Were the gleaner to stand, her arm would be in rather the same position. But angle is everything in this work, dominated by the long, flat horizon that emphasizes hierarchical separations of this from that, above from below. The grain, which seems to be what presses the gleaner downward, what seems to draw her companions downward, is not what creates their hunger. There is, those massive stacks in the background remind us, plenty to go around.
Plenty. They are like Monet’s lovely heaps of hay:
Or like Bruegel’s:
But these two present scenes of plenty. Monet may be disinterested in the human ramifications, but Bruegel is focused on them. His peasants are well-fed—indeed, many of them are actively stuffing themselves, spooning food from bowls, cutting hunks off of massive wheels of cheese, drinking from large vessels.
Millet’s gleaners are hungry, but they don’t starve in a desert. They are surrounded by mighty stacks of grain, while they scavenge the scant leftovers, under the watchful eye of the pointing steward, who “makes sure that the gleaners respect the rules governing their task.” That is, he makes sure they stay in the foreground, in the lower half of the painting, where the field is largely barren, where the grain has been cut down to little nubs that Millet has highlighted as vertical slashes against the darkened patch at the lower edge.
The gleaners’ hunger, their pain, their bent backs are pressed down not by the grain but by the overseer, and the human powers he represents, by social injustice and inequality of the sort that was supposed to be ended by the Revolution three-quarters of a century earlier.
This brings me back to the modern gleaners, like the Stanford Gleaning Project (“Gleaning from the Privileged and Donating to Those in Need,” not affiliated with Ramirez, as far as I can tell). And like the man sitting beside me on a flight several months back, who identified himself as a gleaner who flies around the country (admittedly in coach) to harvest unwanted food, which he then ships back to the collective with which he lives. Again, fine.

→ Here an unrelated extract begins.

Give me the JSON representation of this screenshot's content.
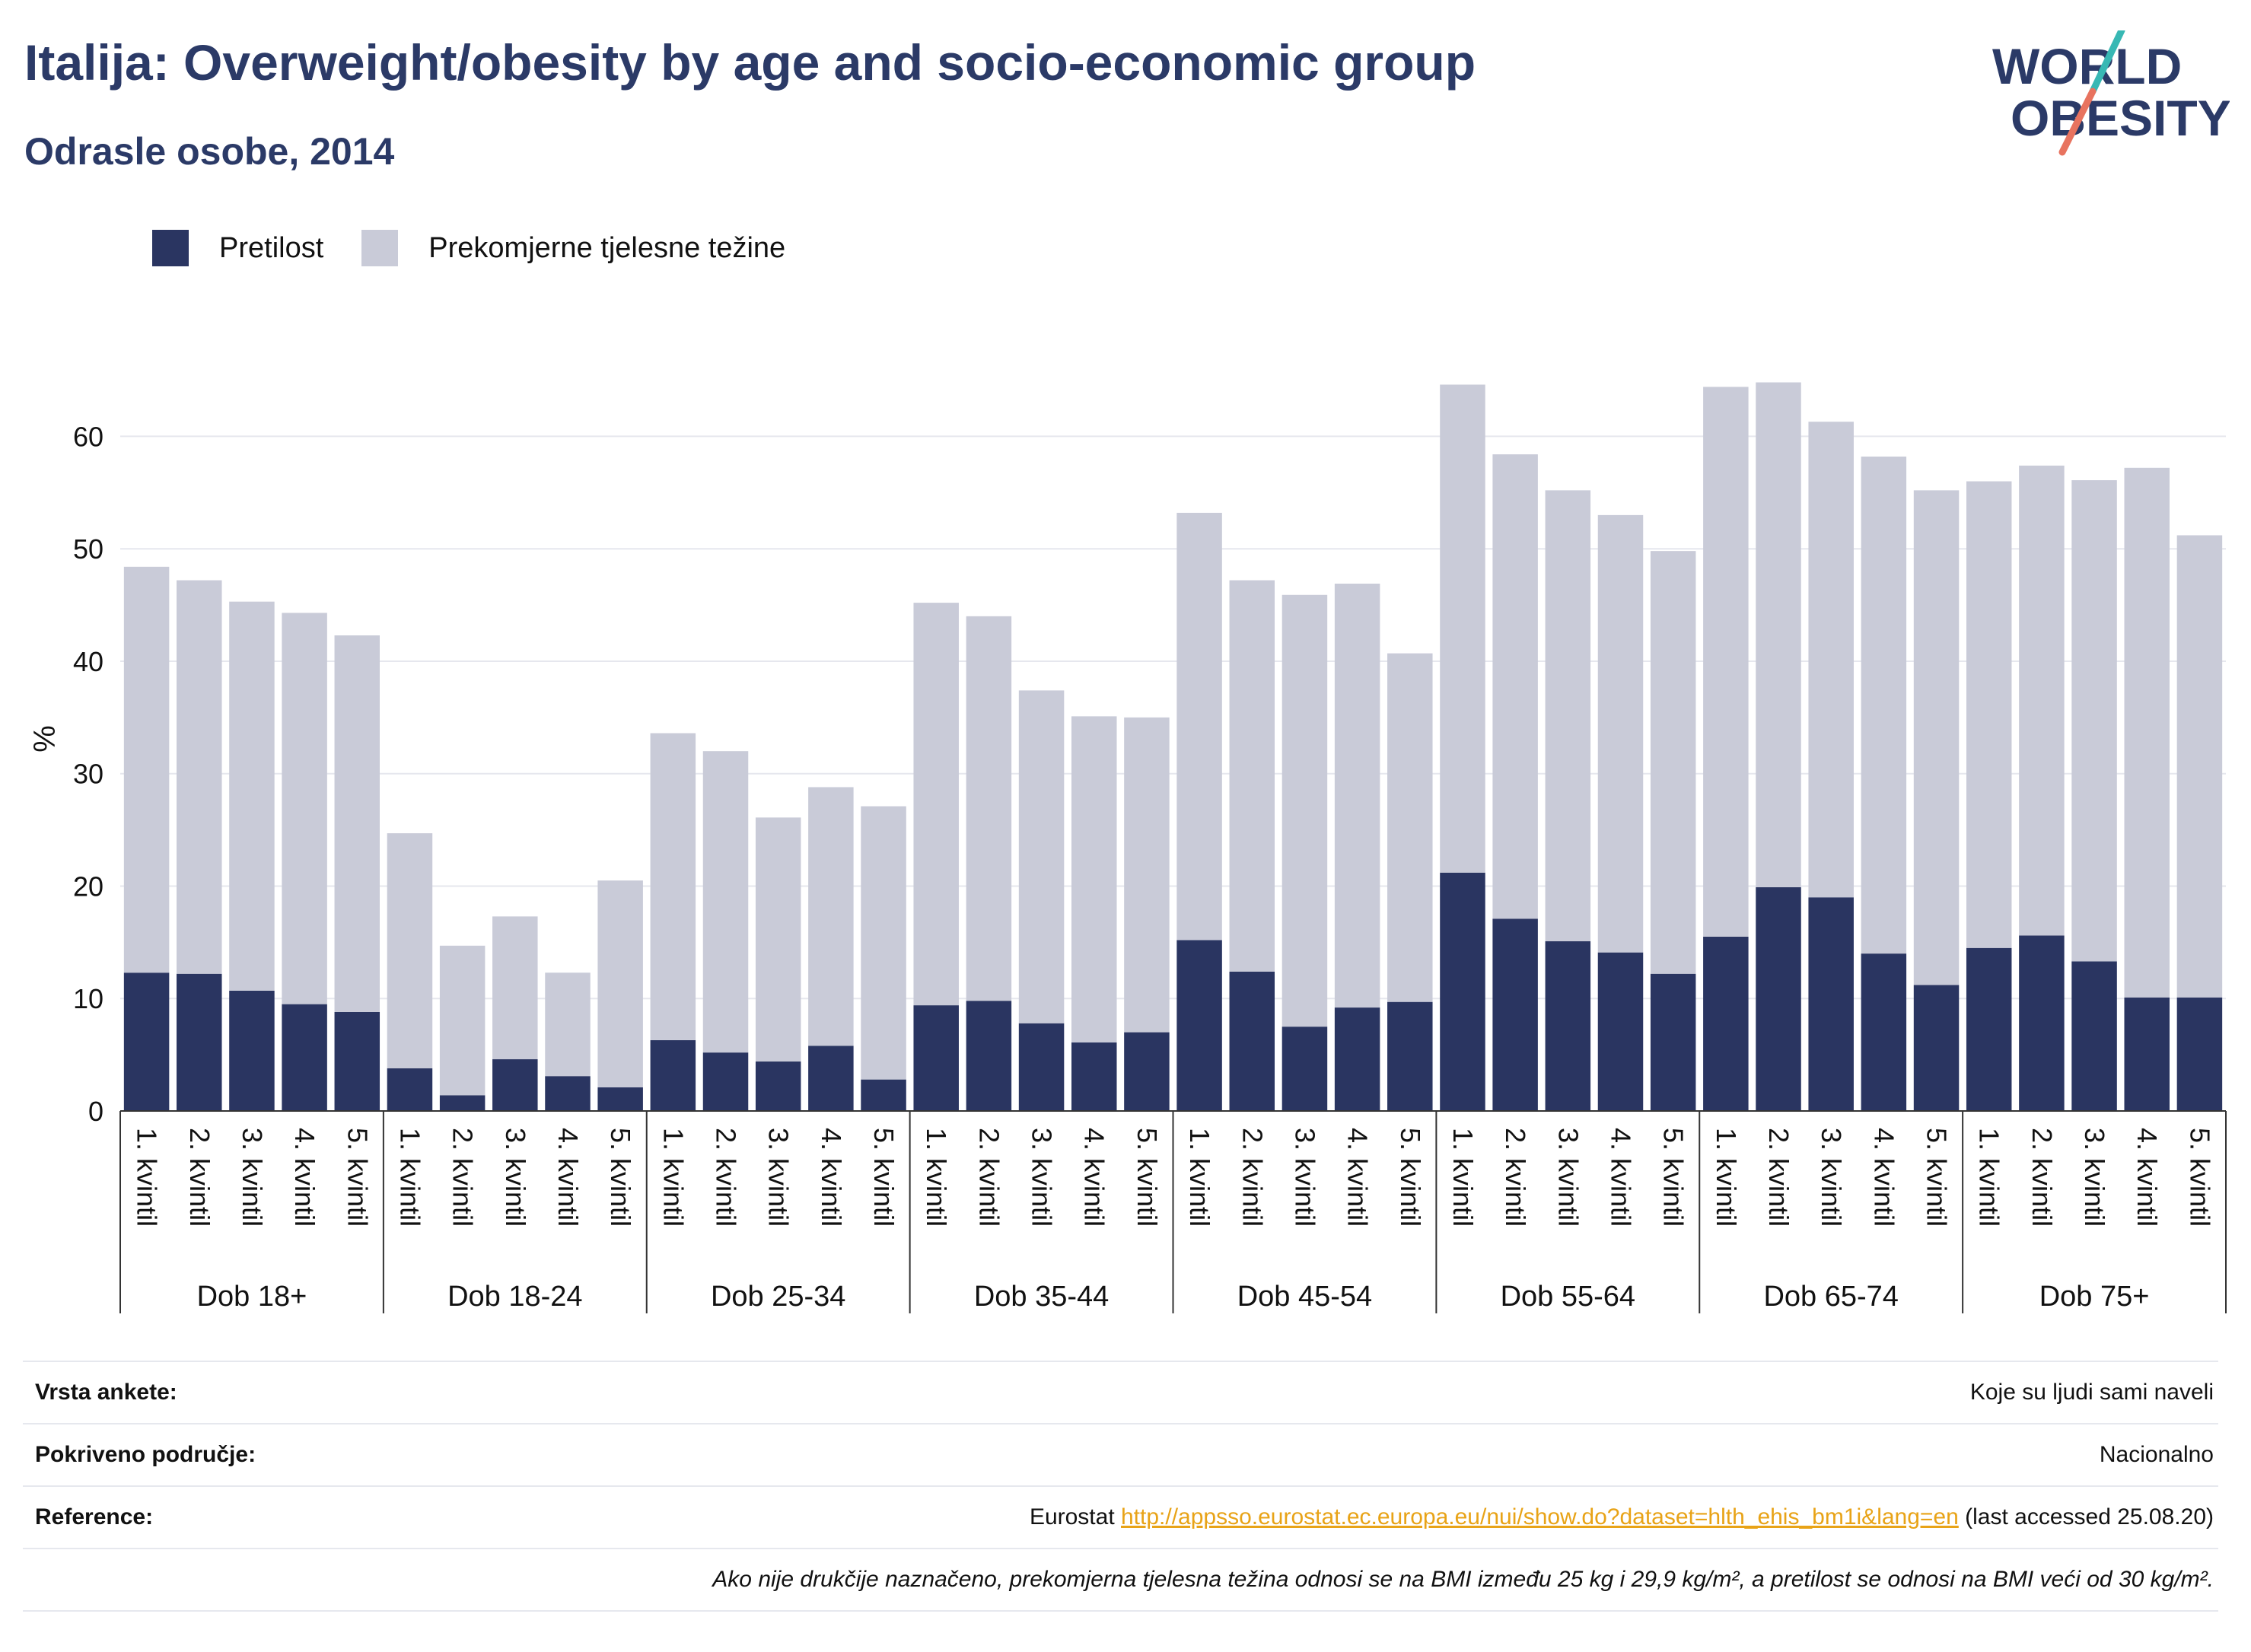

But some straw seems stuck in my craw. Part of it is the term, itself. These modern “gleaners” are either, like my airline-traveling neighbor, gleaners by lifestyle choice, or self-described privileged folks, gleaning for those in need. None of these know the pain and fear and exhaustion and hunger of the figures in Millet’s arresting image.

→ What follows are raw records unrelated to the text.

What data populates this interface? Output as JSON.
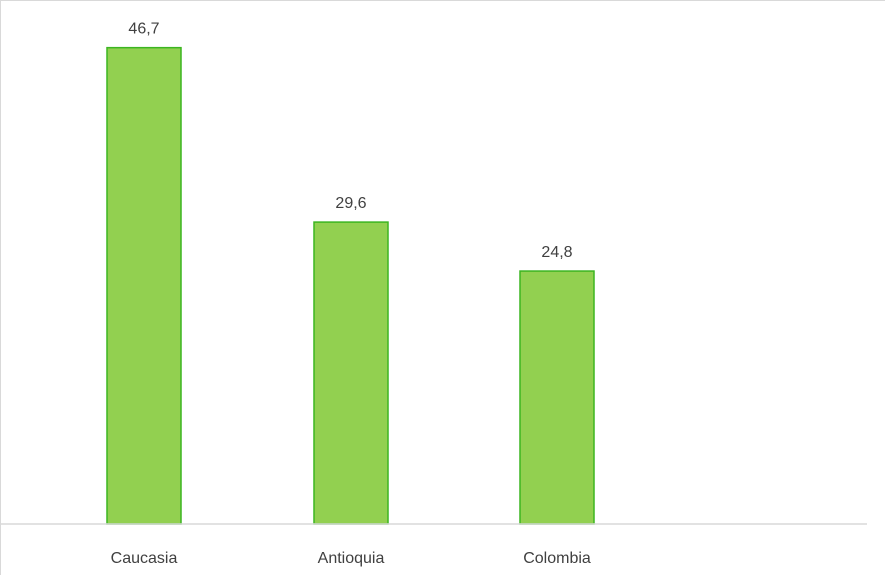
{
  "chart_data": {
    "type": "bar",
    "title": "",
    "xlabel": "",
    "ylabel": "",
    "categories": [
      "Caucasia",
      "Antioquia",
      "Colombia"
    ],
    "series": [
      {
        "values": [
          46.7,
          29.6,
          24.8
        ],
        "labels": [
          "46,7",
          "29,6",
          "24,8"
        ],
        "color": "#92d050",
        "edge_color": "#3cb521"
      }
    ],
    "ylim": [
      0,
      50
    ],
    "grid": false,
    "legend": "none"
  }
}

The second problem (and thanks to Martha Easton here!) is that, while the three gleaners in Millet’s painting are anonymous, they nonetheless occupy the foreground of the painting, indeed they dominate it. Unlike so many peasants depicted throughout the history of art, these three are the main point of the painting, and are not there to be mocked or romanticized. The focus stays resolutely on them—my students have never commented on the overseer on his horse. Indeed, I don’t think a single one has acknowledged that there are other figures in the image, at all. In contrast, the focus at least of the news stories about these certainly worthwhile modern gleaning projects stays resolutely on their named founders. Those who assisted through their volunteer labor, and those who are assisted by it, remain generally anonymous, relegated to the background.
The final part of my concern is that gleaning was and should be an act of desperation, not a plan for social change. Indeed, it is a plan for social stasis. The farmers (really, multinational agribusinesses) will keep overproducing, and the poor will continue to be poor and hungry. Some—really, a tiny fraction—will eat better, and this is something. It is real and it matters for them. But gleaning is not social progress. A slow look at Millet’s painting, at the bent bodies, stooped and heavy with exhaustion, their fingers thickened by a lifetime of work and red and raw with their gleaning should remind us of that.